O diretor-geral da Agevisa, Gilvander Gregório de Lima lembrou que, “tanto o atendimento quanto o tratamento, incluindo a medicação, são totalmente gratuitos. Todas unidades básicas de saúde estão capacitadas para receber os pacientes, que em caso de suspeita não devem procurar o pronto socorro João Paulo II nem o Hospital de Base. Procurem os postos de saúde”, orienta o responsável estadual pela Vigilância em Saúde, lembrando que, “a tuberculose é uma doença antiga, de fácil tratamento, mas depende sobretudo do paciente”, salientou.

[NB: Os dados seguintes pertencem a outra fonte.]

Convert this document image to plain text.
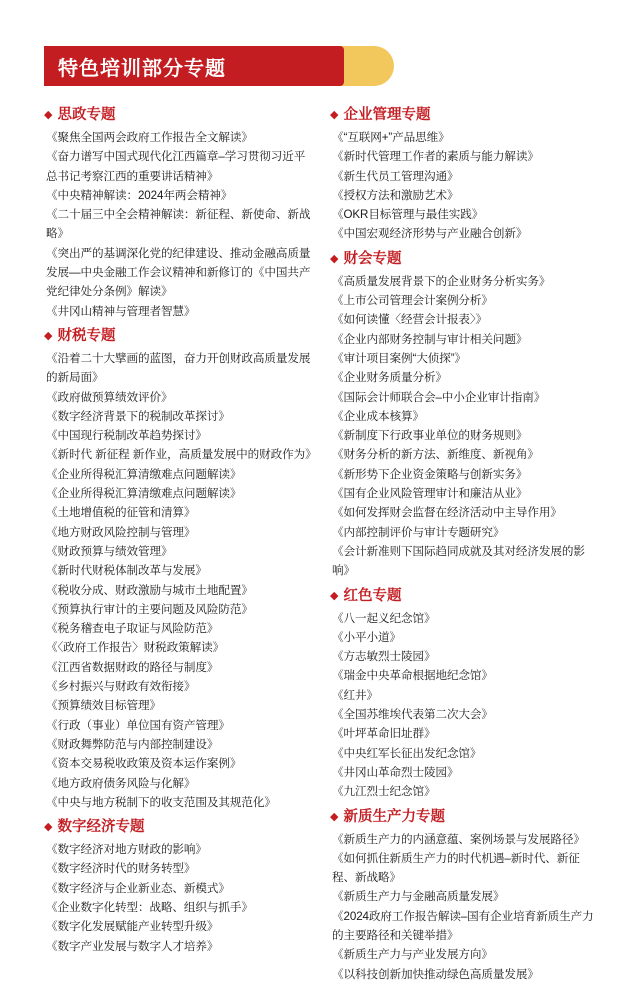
特色培训部分专题
◆ 思政专题
《聚焦全国两会政府工作报告全文解读》
《奋力谱写中国式现代化江西篇章–学习贯彻习近平总书记考察江西的重要讲话精神》
《中央精神解读：2024年两会精神》
《二十届三中全会精神解读：新征程、新使命、新战略》
《突出严的基调深化党的纪律建设、推动金融高质量发展—中央金融工作会议精神和新修订的《中国共产党纪律处分条例》解读》
《井冈山精神与管理者智慧》
◆ 财税专题
《沿着二十大擘画的蓝图，奋力开创财政高质量发展的新局面》
《政府做预算绩效评价》
《数字经济背景下的税制改革探讨》
《中国现行税制改革趋势探讨》
《新时代 新征程 新作业，高质量发展中的财政作为》
《企业所得税汇算清缴难点问题解读》
《企业所得税汇算清缴难点问题解读》
《土地增值税的征管和清算》
《地方财政风险控制与管理》
《财政预算与绩效管理》
《新时代财税体制改革与发展》
《税收分成、财政激励与城市土地配置》
《预算执行审计的主要问题及风险防范》
《税务稽查电子取证与风险防范》
《〈政府工作报告〉财税政策解读》
《江西省数据财政的路径与制度》
《乡村振兴与财政有效衔接》
《预算绩效目标管理》
《行政（事业）单位国有资产管理》
《财政舞弊防范与内部控制建设》
《资本交易税收政策及资本运作案例》
《地方政府债务风险与化解》
《中央与地方税制下的收支范围及其规范化》
◆ 数字经济专题
《数字经济对地方财政的影响》
《数字经济时代的财务转型》
《数字经济与企业新业态、新模式》
《企业数字化转型：战略、组织与抓手》
《数字化发展赋能产业转型升级》
《数字产业发展与数字人才培养》
◆ 企业管理专题
《“互联网+”产品思维》
《新时代管理工作者的素质与能力解读》
《新生代员工管理沟通》
《授权方法和激励艺术》
《OKR目标管理与最佳实践》
《中国宏观经济形势与产业融合创新》
◆ 财会专题
《高质量发展背景下的企业财务分析实务》
《上市公司管理会计案例分析》
《如何读懂〈经营会计报表〉》
《企业内部财务控制与审计相关问题》
《审计项目案例“大侦探”》
《企业财务质量分析》
《国际会计师联合会–中小企业审计指南》
《企业成本核算》
《新制度下行政事业单位的财务规则》
《财务分析的新方法、新维度、新视角》
《新形势下企业资金策略与创新实务》
《国有企业风险管理审计和廉洁从业》
《如何发挥财会监督在经济活动中主导作用》
《内部控制评价与审计专题研究》
《会计新准则下国际趋同成就及其对经济发展的影响》
◆ 红色专题
《八一起义纪念馆》
《小平小道》
《方志敏烈士陵园》
《瑞金中央革命根据地纪念馆》
《红井》
《全国苏维埃代表第二次大会》
《叶坪革命旧址群》
《中央红军长征出发纪念馆》
《井冈山革命烈士陵园》
《九江烈士纪念馆》
◆ 新质生产力专题
《新质生产力的内涵意蕴、案例场景与发展路径》
《如何抓住新质生产力的时代机遇–新时代、新征程、新战略》
《新质生产力与金融高质量发展》
《2024政府工作报告解读–国有企业培育新质生产力的主要路径和关键举措》
《新质生产力与产业发展方向》
《以科技创新加快推动绿色高质量发展》
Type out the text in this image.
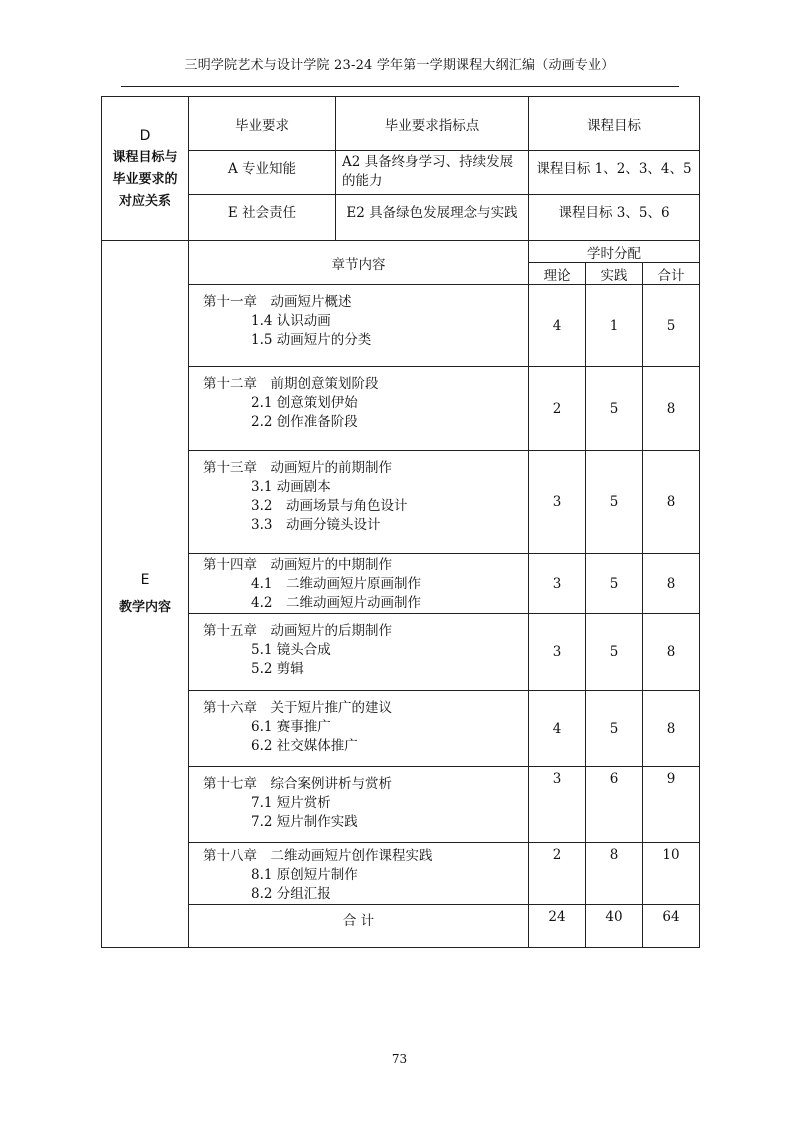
三明学院艺术与设计学院 23-24 学年第一学期课程大纲汇编（动画专业）
D
课程目标与
毕业要求的
对应关系	毕业要求	毕业要求指标点	课程目标		
	A 专业知能	A2 具备终身学习、持续发展的能力	课程目标 1、2、3、4、5		
	E 社会责任	E2 具备绿色发展理念与实践	课程目标 3、5、6		

E
教学内容	章节内容		学时分配		
			理论	实践	合计

	第十一章　动画短片概述
1.4 认识动画
1.5 动画短片的分类		4	1	5

	第十二章　前期创意策划阶段
2.1 创意策划伊始
2.2 创作准备阶段		2	5	8

	第十三章　动画短片的前期制作
3.1 动画剧本
3.2　动画场景与角色设计
3.3　动画分镜头设计		3	5	8

	第十四章　动画短片的中期制作
4.1　二维动画短片原画制作
4.2　二维动画短片动画制作		3	5	8

	第十五章　动画短片的后期制作
5.1 镜头合成
5.2 剪辑		3	5	8

	第十六章　关于短片推广的建议
6.1 赛事推广
6.2 社交媒体推广		4	5	8

	第十七章　综合案例讲析与赏析
7.1 短片赏析
7.2 短片制作实践		3	6	9

	第十八章　二维动画短片创作课程实践
8.1 原创短片制作
8.2 分组汇报		2	8	10
	合 计		24	40	64
73
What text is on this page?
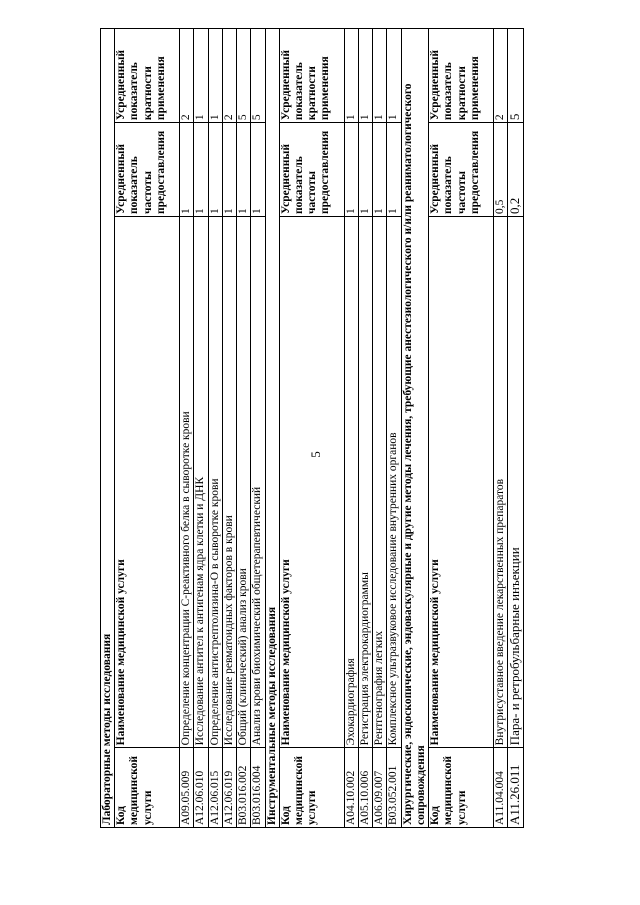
5
Лабораторные методы исследования			
Код медицинской услуги	Наименование медицинской услуги	Усредненный показатель частоты предоставления	Усредненный показатель кратности применения
A09.05.009	Определение концентрации C-реактивного белка в сыворотке крови	1	2
A12.06.010	Исследование антител к антигенам ядра клетки и ДНК	1	1
A12.06.015	Определение антистрептолизина-O в сыворотке крови	1	1
A12.06.019	Исследование ревматоидных факторов в крови	1	2
B03.016.002	Общий (клинический) анализ крови	1	5
B03.016.004	Анализ крови биохимический общетерапевтический	1	5
Инструментальные методы исследования			
Код медицинской услуги	Наименование медицинской услуги	Усредненный показатель частоты предоставления	Усредненный показатель кратности применения
A04.10.002	Эхокардиография	1	1
A05.10.006	Регистрация электрокардиограммы	1	1
A06.09.007	Рентгенография легких	1	1
B03.052.001	Комплексное ультразвуковое исследование внутренних органов	1	1
Хирургические, эндоскопические, эндоваскулярные и другие методы лечения, требующие анестезиологического и/или реаниматологического сопровождения			
Код медицинской услуги	Наименование медицинской услуги	Усредненный показатель частоты предоставления	Усредненный показатель кратности применения
A11.04.004	Внутрисуставное введение лекарственных препаратов	0,5	2
A11.26.011	Пара- и ретробульбарные инъекции	0,2	5
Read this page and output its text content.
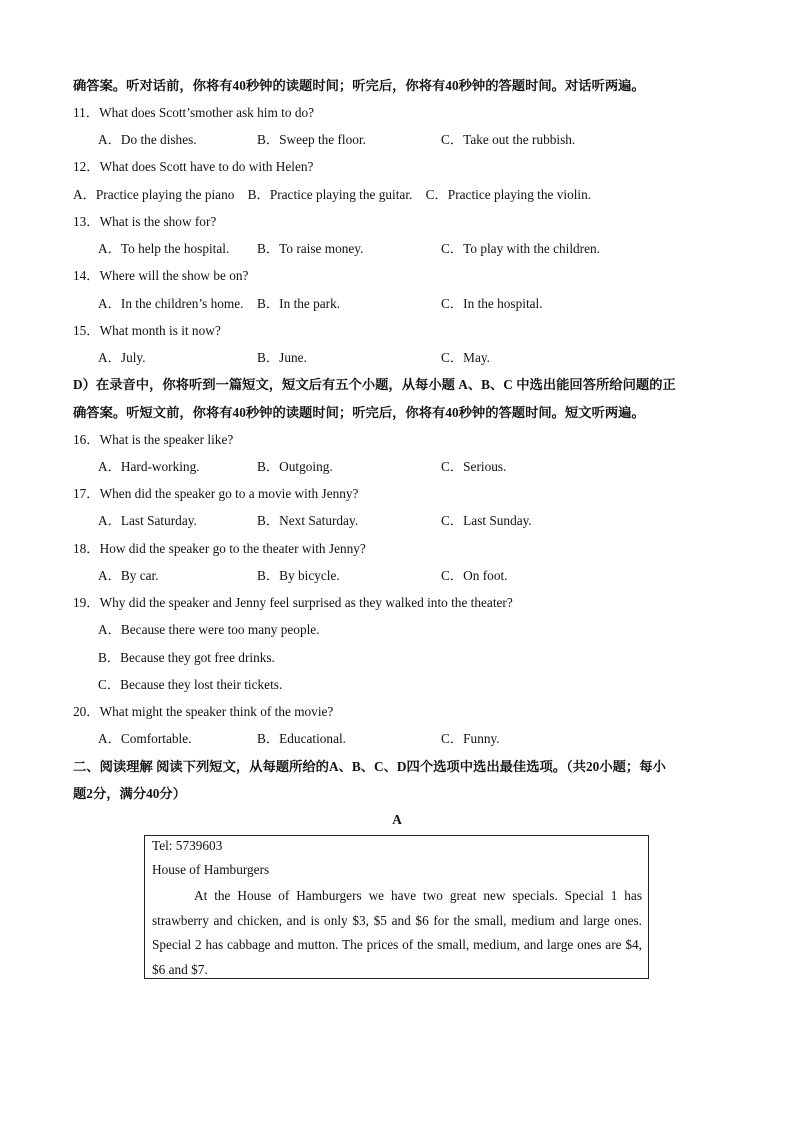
确答案。听对话前，你将有40秒钟的读题时间；听完后，你将有40秒钟的答题时间。对话听两遍。
11．What does Scott’smother ask him to do?
A．Do the dishes.	B．Sweep the floor.	C．Take out the rubbish.
12．What does Scott have to do with Helen?
A．Practice playing the piano    B．Practice playing the guitar.    C．Practice playing the violin.
13．What is the show for?
A．To help the hospital. B．To raise money.	C．To play with the children.
14．Where will the show be on?
A．In the children’s home. B．In the park.	C．In the hospital.
15．What month is it now?
A．July.	B．June.	C．May.
D）在录音中，你将听到一篇短文，短文后有五个小题，从每小题 A、B、C 中选出能回答所给问题的正
确答案。听短文前，你将有40秒钟的读题时间；听完后，你将有40秒钟的答题时间。短文听两遍。
16．What is the speaker like?
A．Hard-working.	B．Outgoing.	C．Serious.
17．When did the speaker go to a movie with Jenny?
A．Last Saturday.	B．Next Saturday.	C．Last Sunday.
18．How did the speaker go to the theater with Jenny?
A．By car.	B．By bicycle.	C．On foot.
19．Why did the speaker and Jenny feel surprised as they walked into the theater?
A．Because there were too many people.
B．Because they got free drinks.
C．Because they lost their tickets.
20．What might the speaker think of the movie?
A．Comfortable.	B．Educational.	C．Funny.
二、阅读理解 阅读下列短文，从每题所给的A、B、C、D四个选项中选出最佳选项。（共20小题；每小
题2分，满分40分）
A
Tel: 5739603
House of Hamburgers
At the House of Hamburgers we have two great new specials. Special 1 has strawberry and chicken, and is only $3, $5 and $6 for the small, medium and large ones. Special 2 has cabbage and mutton. The prices of the small, medium, and large ones are $4, $6 and $7.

A gerente técnica da Vigilância Epidemiológica, médica epidemiologista, Arlete Baldez disse que, entre os desafios a serem enfrentados está a melhoria do índice de cura. “O Ministério da Saúde preconiza 85% de cura, no entanto, principalmente por conta dos casos de abandono, não conseguimos atingir essa meta”, ressaltou.

Já a coordenadora estadual de Combate e Controle da Tuberculose, Nilda Barros fez um alerta quanto à importância da detecção tempestiva. “Todo caso de tosse insistente por mais de três semanas deve ser investigado. Uma pessoa que está com o bacilo da doença e que não procura tratamento, está infectando diversas outras pessoas a sua volta”. Segundo Nilda Barros, o Teste Rápido Molecular, disponível em Porto Velho, Ariquemes, Ji-Paraná e Cacoal, garante o diagnóstico com 100% de confiabilidade.